Do you like this? What about this? Is this too fast? Is it too long? Tell me what you like. I wanna give it to you. Don’t stop.

Nor do most composers feel comfortable with poets backseat-driving the compositional process,

Don’t do that. Do it like this. It needs to go faster. Not that fast. Yes. Higher. Oh yes, right there!

Rather, when we actually write the damn thing, we work to realize our own conceptions of a work inspired by the poetry, which often includes the use of the text itself.

Of course, we may still want to respect the perceived will of authors, to try to communicate what we think they probably meant. A lot of poetry is quite complex and nuanced, but a lot is also simple and straightforward. There are plenty of poems where the reader can grasp the central thesis of the work, even if they might not be able to read the poet’s mind, verbatim. Surely in cases like this, the composer has a duty to serve the text.

Once again—however—this is dubious. It’s perfectly acceptable to know full well what an author generally meant. It’s also perfectly acceptable to disagree with the poet’s ideas and frame their work critically or even satirically, underscoring their words with a big musical eye-roll. If they’re a dead poet whose works have since crossed the great divide into the public domain—Shakespeare, Teasdale, early Pound, Horace, Wordsworth, early Yeats, Petrarch, early Frost, etc.—you’ll probably accomplish this with little trouble. If it’s a living poet, however,—or a poet with a living estate—you may run into some problems. Still, from a purely æsthetic point of view there’s nothing wrong with what essentially amounts to taking responsibility for your own artistic decisions and thinking for yourself.

This brings us to the third, final, and largest of my issues with text setting. And that is this: at the end of the day, whenever we set another artist’s work to music, we are creating a derivative work. Cutting our way through the forest of linguistic isochrony, hacking through the thicket of authorial intent, we find ourselves on the brink—staring across a deep æsthetic mire. To wade through it, join me for Part 2 of this sub-series on text setting!

Cheers!

• • •

Notes

1 Incidentally, I should mention that in the case of Sleep, things are a little complicated since the music was originally a setting of Stopping by Woods which then received new words by Tony Silverstri—I’m sure we all know the story. While the meter and rhyme scheme match the original, it’s worth mentioning that these words weren’t set to music in the traditional manner. That is, the sounds of the words themselves weren’t taken into account before the music was written. Rather they were fitted into a casting molded from another—similarly shaped—verse.

2 lmao

3 Wikipedia, s.v. “Isochrony.”

4 One of the greatest disappointments in the English language is that the word iamb is not an iamb, but a trochee. Similarly, palindrome’s unidirectionality elicits comparable dismay, as does the fact that perhaps nothing could be less onomatopœic than onomatopœia.

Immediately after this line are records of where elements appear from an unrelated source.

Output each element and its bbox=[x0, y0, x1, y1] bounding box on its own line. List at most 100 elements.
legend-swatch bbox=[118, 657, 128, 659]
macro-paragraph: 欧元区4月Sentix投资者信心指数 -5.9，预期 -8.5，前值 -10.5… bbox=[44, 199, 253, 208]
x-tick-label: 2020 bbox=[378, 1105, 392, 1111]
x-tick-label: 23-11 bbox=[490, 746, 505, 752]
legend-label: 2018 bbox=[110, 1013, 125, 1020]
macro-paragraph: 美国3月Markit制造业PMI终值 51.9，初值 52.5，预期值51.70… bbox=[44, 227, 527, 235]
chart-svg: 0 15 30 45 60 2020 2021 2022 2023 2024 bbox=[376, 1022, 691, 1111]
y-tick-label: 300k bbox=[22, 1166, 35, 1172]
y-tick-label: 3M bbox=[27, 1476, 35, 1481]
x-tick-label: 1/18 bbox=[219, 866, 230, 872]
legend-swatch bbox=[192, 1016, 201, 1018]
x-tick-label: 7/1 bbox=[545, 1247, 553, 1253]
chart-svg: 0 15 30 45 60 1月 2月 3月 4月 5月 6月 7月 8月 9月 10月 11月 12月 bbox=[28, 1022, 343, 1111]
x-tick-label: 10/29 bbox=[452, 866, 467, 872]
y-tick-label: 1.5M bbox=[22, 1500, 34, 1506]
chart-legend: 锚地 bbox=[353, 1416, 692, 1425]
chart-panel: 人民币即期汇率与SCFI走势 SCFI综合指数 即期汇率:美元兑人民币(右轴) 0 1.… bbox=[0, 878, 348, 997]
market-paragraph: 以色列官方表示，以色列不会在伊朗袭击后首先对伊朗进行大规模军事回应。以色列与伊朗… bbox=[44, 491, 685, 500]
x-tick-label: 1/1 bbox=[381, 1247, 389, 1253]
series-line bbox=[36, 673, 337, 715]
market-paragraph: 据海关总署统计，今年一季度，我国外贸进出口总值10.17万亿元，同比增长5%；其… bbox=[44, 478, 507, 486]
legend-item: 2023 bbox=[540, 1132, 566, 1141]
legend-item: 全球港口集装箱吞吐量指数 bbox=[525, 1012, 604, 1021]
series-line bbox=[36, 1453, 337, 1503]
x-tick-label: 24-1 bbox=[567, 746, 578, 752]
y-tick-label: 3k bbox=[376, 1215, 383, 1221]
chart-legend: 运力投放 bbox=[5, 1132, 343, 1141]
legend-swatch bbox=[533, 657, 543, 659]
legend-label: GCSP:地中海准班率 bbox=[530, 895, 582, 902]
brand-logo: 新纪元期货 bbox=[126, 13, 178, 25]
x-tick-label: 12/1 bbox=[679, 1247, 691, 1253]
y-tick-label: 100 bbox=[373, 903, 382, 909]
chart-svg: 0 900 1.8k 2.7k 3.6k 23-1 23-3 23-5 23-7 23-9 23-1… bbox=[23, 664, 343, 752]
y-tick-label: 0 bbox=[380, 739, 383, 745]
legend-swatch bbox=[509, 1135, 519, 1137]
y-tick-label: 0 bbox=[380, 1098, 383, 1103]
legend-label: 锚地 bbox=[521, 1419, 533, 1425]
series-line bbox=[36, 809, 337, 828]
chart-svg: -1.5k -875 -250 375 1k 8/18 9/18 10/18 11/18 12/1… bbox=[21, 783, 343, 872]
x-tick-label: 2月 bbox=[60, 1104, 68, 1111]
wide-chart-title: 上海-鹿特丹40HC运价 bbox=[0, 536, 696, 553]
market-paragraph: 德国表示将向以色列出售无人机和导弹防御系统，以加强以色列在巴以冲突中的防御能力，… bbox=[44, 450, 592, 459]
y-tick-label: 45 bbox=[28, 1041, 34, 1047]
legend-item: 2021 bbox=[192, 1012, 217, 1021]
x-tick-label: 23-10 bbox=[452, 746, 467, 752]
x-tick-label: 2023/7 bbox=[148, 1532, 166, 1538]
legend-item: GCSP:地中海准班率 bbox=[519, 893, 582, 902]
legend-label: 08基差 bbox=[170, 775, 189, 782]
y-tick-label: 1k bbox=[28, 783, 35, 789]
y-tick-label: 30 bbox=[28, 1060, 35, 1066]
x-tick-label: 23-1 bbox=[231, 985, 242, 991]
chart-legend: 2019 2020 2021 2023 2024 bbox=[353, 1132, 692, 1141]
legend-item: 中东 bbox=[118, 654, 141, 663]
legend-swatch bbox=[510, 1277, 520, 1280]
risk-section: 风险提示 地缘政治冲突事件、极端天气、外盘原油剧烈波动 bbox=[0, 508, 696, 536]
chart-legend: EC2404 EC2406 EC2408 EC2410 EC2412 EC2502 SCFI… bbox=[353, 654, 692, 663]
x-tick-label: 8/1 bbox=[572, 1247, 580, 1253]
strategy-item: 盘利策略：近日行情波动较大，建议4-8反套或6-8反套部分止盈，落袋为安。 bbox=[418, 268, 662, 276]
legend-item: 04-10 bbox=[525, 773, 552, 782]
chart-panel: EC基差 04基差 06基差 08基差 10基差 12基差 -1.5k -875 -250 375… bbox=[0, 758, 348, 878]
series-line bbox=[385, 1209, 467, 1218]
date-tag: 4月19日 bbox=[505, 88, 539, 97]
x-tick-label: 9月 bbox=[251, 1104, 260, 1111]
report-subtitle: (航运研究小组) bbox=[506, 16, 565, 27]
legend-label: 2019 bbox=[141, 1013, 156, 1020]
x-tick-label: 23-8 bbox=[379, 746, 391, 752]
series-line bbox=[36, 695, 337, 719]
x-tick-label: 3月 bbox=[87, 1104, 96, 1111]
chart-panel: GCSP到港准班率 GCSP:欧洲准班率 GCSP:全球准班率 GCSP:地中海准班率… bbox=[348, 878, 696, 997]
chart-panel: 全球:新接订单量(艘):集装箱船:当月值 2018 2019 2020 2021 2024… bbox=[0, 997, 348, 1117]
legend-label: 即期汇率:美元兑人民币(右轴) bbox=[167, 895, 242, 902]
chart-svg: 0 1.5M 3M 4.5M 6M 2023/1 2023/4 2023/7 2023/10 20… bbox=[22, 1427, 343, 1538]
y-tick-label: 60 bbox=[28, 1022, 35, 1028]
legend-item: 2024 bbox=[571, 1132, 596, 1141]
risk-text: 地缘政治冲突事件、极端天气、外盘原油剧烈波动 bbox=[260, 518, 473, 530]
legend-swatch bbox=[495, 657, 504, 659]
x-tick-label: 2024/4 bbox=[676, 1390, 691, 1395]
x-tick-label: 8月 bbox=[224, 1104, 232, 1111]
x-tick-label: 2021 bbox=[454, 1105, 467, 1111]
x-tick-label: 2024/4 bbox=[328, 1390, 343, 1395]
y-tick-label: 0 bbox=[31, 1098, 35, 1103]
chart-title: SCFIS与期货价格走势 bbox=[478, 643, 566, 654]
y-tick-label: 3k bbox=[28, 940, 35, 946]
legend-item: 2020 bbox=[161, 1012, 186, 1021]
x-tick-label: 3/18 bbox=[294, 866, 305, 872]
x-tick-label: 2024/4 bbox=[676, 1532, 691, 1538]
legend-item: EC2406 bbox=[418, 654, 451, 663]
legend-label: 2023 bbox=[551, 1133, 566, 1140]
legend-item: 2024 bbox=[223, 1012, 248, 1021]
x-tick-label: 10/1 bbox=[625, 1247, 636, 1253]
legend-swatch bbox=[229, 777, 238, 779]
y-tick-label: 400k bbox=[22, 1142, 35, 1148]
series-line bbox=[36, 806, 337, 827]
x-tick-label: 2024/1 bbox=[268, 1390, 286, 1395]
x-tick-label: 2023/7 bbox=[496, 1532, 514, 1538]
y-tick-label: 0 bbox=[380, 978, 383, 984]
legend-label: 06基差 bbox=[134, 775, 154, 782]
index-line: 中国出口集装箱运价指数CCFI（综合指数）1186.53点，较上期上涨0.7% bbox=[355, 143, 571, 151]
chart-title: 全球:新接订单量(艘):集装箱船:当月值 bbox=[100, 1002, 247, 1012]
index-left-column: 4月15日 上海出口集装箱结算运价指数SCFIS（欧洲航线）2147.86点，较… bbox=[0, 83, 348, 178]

Thankfully, we may take solace in the fact that trochee is, in fact, a trochee.

5 RIP Vine. 😞

6 George Boziwick, “MY Business Is to Sing: Emily Dickinson, Musician and Poet,” The New York Public Library (The New York Public Library, December 10, 2015), https://www.nypl.org/blog/2014/12/09/my-business-sing-emily-dickinson.

7 But if they’re Choral Composers, then all the works will sound the same no matter what you give them! Zinggg! 😎.